To preserve a measure of French instruction, the compromise said: “When ten of the pupils in any school speak French or any language other than English as their native language, the teaching of such pupils shall be conducted in French, or such other language, and English upon a bilingual system.”

This provision would cause the provincial government grief when immigration boomed in Manitoba. Fifteen years later there were 43 German-English and 65 Ukrainian-English or Polish-English schools in Manitoba. 

While the provision was apparently meant for French instruction only, The Free Press rightly pointed out that it would have been wise “...if the drafters if the legislation had had the courage to say what they meant.”

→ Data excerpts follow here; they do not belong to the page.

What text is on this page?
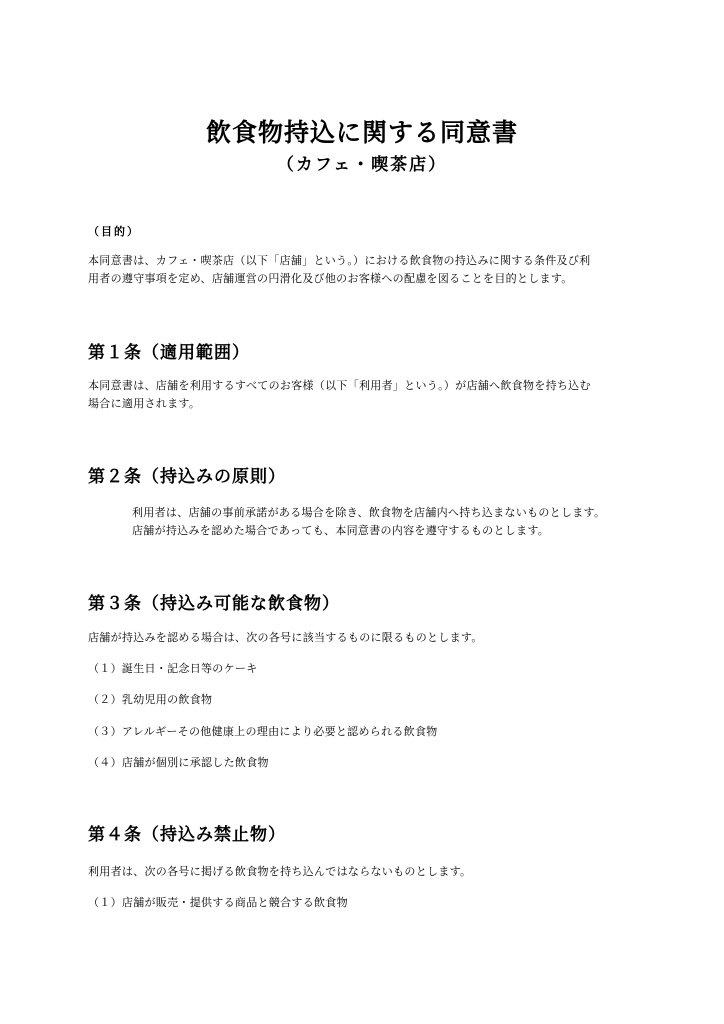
飲食物持込に関する同意書
（カフェ・喫茶店）
（目的）
本同意書は、カフェ・喫茶店（以下「店舗」という。）における飲食物の持込みに関する条件及び利
用者の遵守事項を定め、店舗運営の円滑化及び他のお客様への配慮を図ることを目的とします。
第１条（適用範囲）
本同意書は、店舗を利用するすべてのお客様（以下「利用者」という。）が店舗へ飲食物を持ち込む
場合に適用されます。
第２条（持込みの原則）
利用者は、店舗の事前承諾がある場合を除き、飲食物を店舗内へ持ち込まないものとします。
店舗が持込みを認めた場合であっても、本同意書の内容を遵守するものとします。
第３条（持込み可能な飲食物）
店舗が持込みを認める場合は、次の各号に該当するものに限るものとします。
（１）誕生日・記念日等のケーキ
（２）乳幼児用の飲食物
（３）アレルギーその他健康上の理由により必要と認められる飲食物
（４）店舗が個別に承認した飲食物
第４条（持込み禁止物）
利用者は、次の各号に掲げる飲食物を持ち込んではならないものとします。
（１）店舗が販売・提供する商品と競合する飲食物
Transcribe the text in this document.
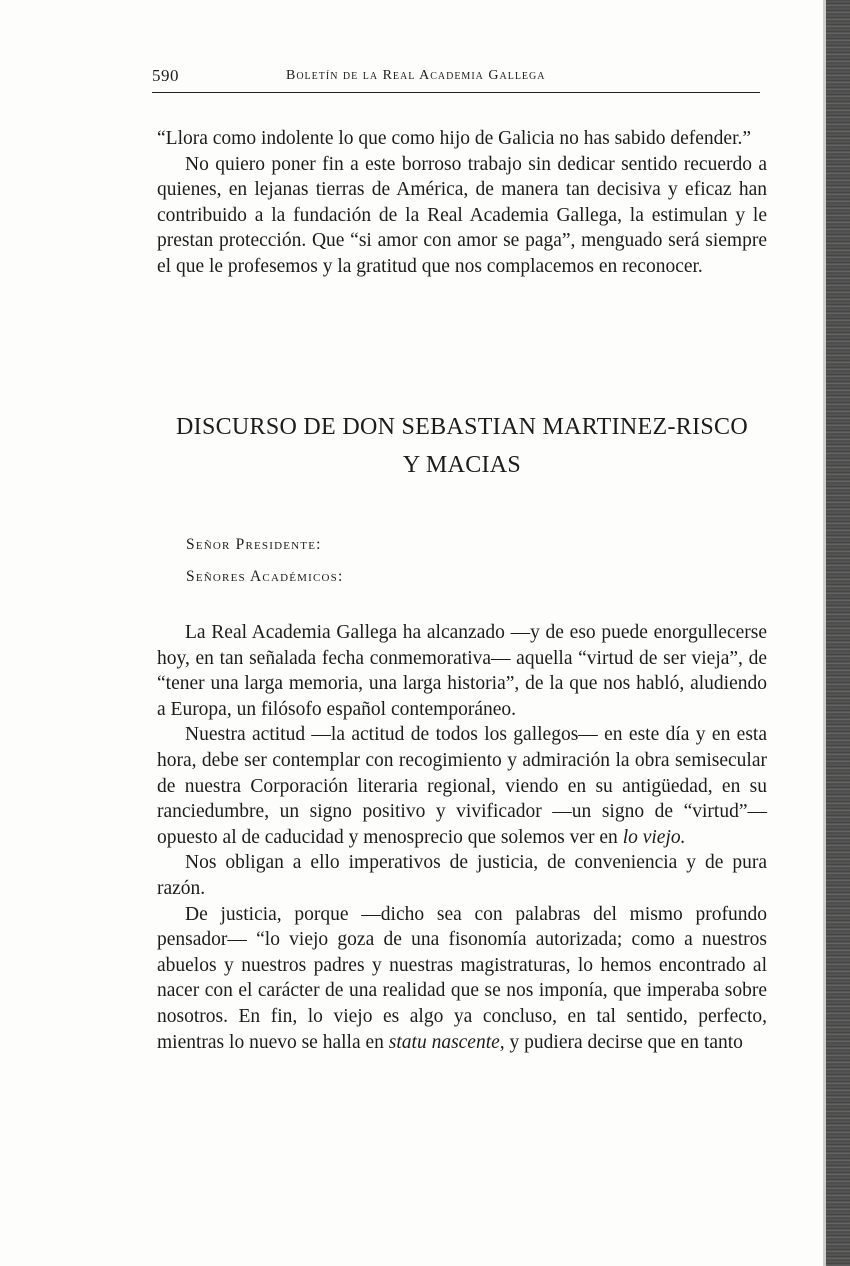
590	Boletín de la Real Academia Gallega

“Llora como indolente lo que como hijo de Galicia no has sabido defender.”

No quiero poner fin a este borroso trabajo sin dedicar sentido recuerdo a quienes, en lejanas tierras de América, de manera tan decisiva y eficaz han contribuido a la fundación de la Real Academia Gallega, la estimulan y le prestan protección. Que “si amor con amor se paga”, menguado será siempre el que le profesemos y la gratitud que nos complacemos en reconocer.

DISCURSO DE DON SEBASTIAN MARTINEZ-RISCO
Y MACIAS
Señor Presidente:
Señores Académicos:

La Real Academia Gallega ha alcanzado —y de eso puede enorgullecerse hoy, en tan señalada fecha conmemorativa— aquella “virtud de ser vieja”, de “tener una larga memoria, una larga historia”, de la que nos habló, aludiendo a Europa, un filósofo español contemporáneo.

Nuestra actitud —la actitud de todos los gallegos— en este día y en esta hora, debe ser contemplar con recogimiento y admiración la obra semisecular de nuestra Corporación literaria regional, viendo en su antigüedad, en su ranciedumbre, un signo positivo y vivificador —un signo de “virtud”— opuesto al de caducidad y menosprecio que solemos ver en lo viejo.

Nos obligan a ello imperativos de justicia, de conveniencia y de pura razón.

De justicia, porque —dicho sea con palabras del mismo profundo pensador— “lo viejo goza de una fisonomía autorizada; como a nuestros abuelos y nuestros padres y nuestras magistraturas, lo hemos encontrado al nacer con el carácter de una realidad que se nos imponía, que imperaba sobre nosotros. En fin, lo viejo es algo ya concluso, en tal sentido, perfecto, mientras lo nuevo se halla en statu nascente, y pudiera decirse que en tanto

While the compromise received widespread support among the Protestant community across Canada, Roman Catholics felt it was a betrayal of earlier promises made to them.

“Laurier has made a disgraceful capitulation to Manitoba bigots,” said La Minerve of Montreal under a headline which also said “Greenway Triumphs.”

“The arrangement takes no cognizance of the privileges which the Manitoba Act endeavoured to secure to the minority ...,” wrote the Montreal Gazette.

St. Boniface Archbishop Langevin said it was “... too bad a French Canadian (Laurier) and a Catholic” sold “us into the hands of our enemies.” He characterized the compromise as “a farce.”

Whitcomb said  one of Canadian history’s great paradoxes was that French-Canadian and Catholic Laurier “gave in to Protestant Manitoba, as the base of his support was Catholic Quebec.”

The Daily Nor’Wester — no friend of Greenway — said on November 23, 1896, that the premier “has evidently gained in popularity in the Province of Manitoba, by his up-to-date opposition to separate schools.” 

Still, the newspaper conceded little ground, writing that Greenway did not care “a rap whether the Catholics have separate schools or not,” and only reached the compromise to gain the goodwill of the majority of Manitoba voters and maintain his stranglehold on political power in the province.

But the tide had turned and it was inevitable that the strength of Protestant numbers would dictate the political agenda of Manitoba to assure that Ontario democracy would triumph.